Jim Hlavac
Economic Theory
Economic Theory
       Corporations as a concept are neither good or bad.  We often
hear all sorts of commentary about corporations.  But they are merely
a tool for organizing an economic activity.  People necessarily get
together to do things.  They have done so since the dawn of time.  
Corporations have existed since the beginning of time.  The moment
a few people in one town got together to make a communal oven, or
dig a well, or build a boat, or a barn, a religious structure, they
necessarily formed a "corporation."  They each had "stock" in the
company.  There was a "board of directors," a "president," a
"secretary," and a "treasurer."  And just as surely there were people
who said the corporation was doing something wrong. There was
corruption, chicanery, greed, credit claimed when none was due,
lies, and even all the good things of cooperation" fealty, concern,
honesty.  All these things are basic parts of people and they have
been inescapable since the dawn of time.  

    But what they formed to get things done that they couldn't do
individually were "corporations." The terminology might have been
different, but the underlying principles were the same. They had to
be, it's the way people are. The technology was different for sure,
what the projects were is certainly different.  A communal well dug,
even today, in a village in India, is no less a corporation than
Microsoft is.  They are organized on the same principles.  They work
in the same way at their core.  

    Modern corporations, what are more typically the multinationals,
are merely the primitive cooperative ventures grown more complex.
The complexity is simply the product of the development of man.  
Whether you consider this development good or bad it is the
collective efforts of millions of people, which without any real
control, have wrought the world today.  

    Without the corporation there would be no tungsten in the light
bulbs for the anti-corporation people to sit up all night dreaming
about the elimination of the corporation.

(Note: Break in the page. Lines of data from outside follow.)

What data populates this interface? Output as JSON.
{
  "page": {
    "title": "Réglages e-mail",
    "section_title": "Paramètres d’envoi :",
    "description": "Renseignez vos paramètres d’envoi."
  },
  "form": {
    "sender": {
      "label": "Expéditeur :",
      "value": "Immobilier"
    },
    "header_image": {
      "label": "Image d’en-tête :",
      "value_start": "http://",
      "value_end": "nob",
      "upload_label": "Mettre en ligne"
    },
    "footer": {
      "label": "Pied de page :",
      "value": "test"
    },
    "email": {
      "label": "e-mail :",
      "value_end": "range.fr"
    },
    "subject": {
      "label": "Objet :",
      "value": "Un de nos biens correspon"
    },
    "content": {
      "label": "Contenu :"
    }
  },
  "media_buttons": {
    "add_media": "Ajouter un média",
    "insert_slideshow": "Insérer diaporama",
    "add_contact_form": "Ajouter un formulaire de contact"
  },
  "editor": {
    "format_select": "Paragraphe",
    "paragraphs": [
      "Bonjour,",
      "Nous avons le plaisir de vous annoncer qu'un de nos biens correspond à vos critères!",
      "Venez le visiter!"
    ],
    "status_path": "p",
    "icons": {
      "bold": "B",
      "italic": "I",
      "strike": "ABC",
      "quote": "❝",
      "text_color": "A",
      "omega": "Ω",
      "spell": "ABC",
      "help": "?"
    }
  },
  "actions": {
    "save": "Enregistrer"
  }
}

    The government is really a corporation.  That's why the city limits
are often referred to as the "corporate limits," and many times the
city's attorney is called the "Corporation Counsel."  The state owned
enterprise is no more or less a corporation than the privately owned
corporation.  They must function under the exact same basic math
and organizing principles.  Not a government in the world hides the
fact that their state owned enterprises are really corporations.  

    If you dislike large corporations why would you want the
government to be the owner of an even larger monopolistic
corporation? Often people who are against monopolies are the first
ones to call for the government to take over the monopolies so that
it can be run for "the people." All they will create is a bigger
corporation facing the exact same issue of minimizing inputs while
maximizing out puts. At best a public corporation could equalize
inputs and outputs, but even a privately owned corporation could do
that too. For instance, a worker owned corporation would not have a
separate profit per se, but it would still have to profit. It is only that
the profits would be distributed to the workers as owners rather the
non-worker individuals as owners. But the problem is that
government run corporations want to operate on the assumption that
you can put in any amount of inputs and come out with any amounts
of output, and it doesn't make a difference, for the taxpayer will
make up the difference. If a company pays out more than it takes in
it can not long survive, no matter who owns it. If it is privately
owned, whether by capitalists or workers, then it would fall quicker,
but with less damage to society as a whole. But politicians have
every interest in continuing the mathematical absurdity because they
can obtain money outside of the price structure, namely through
taxes and grants of those taxes to the corporation. This corporation is
a failure, and is similar to putting a dead person on a machine to
keep the heart pumping. It is not viable in the long run. Private
owners are quick to get out from under such a conundrum, but
politicians have an incentive to keep it afloat, for if it failed visibly,
they might lose their jobs, so they allow it to fail in a hidden way
and that corporation pretends to be alive, but it is not.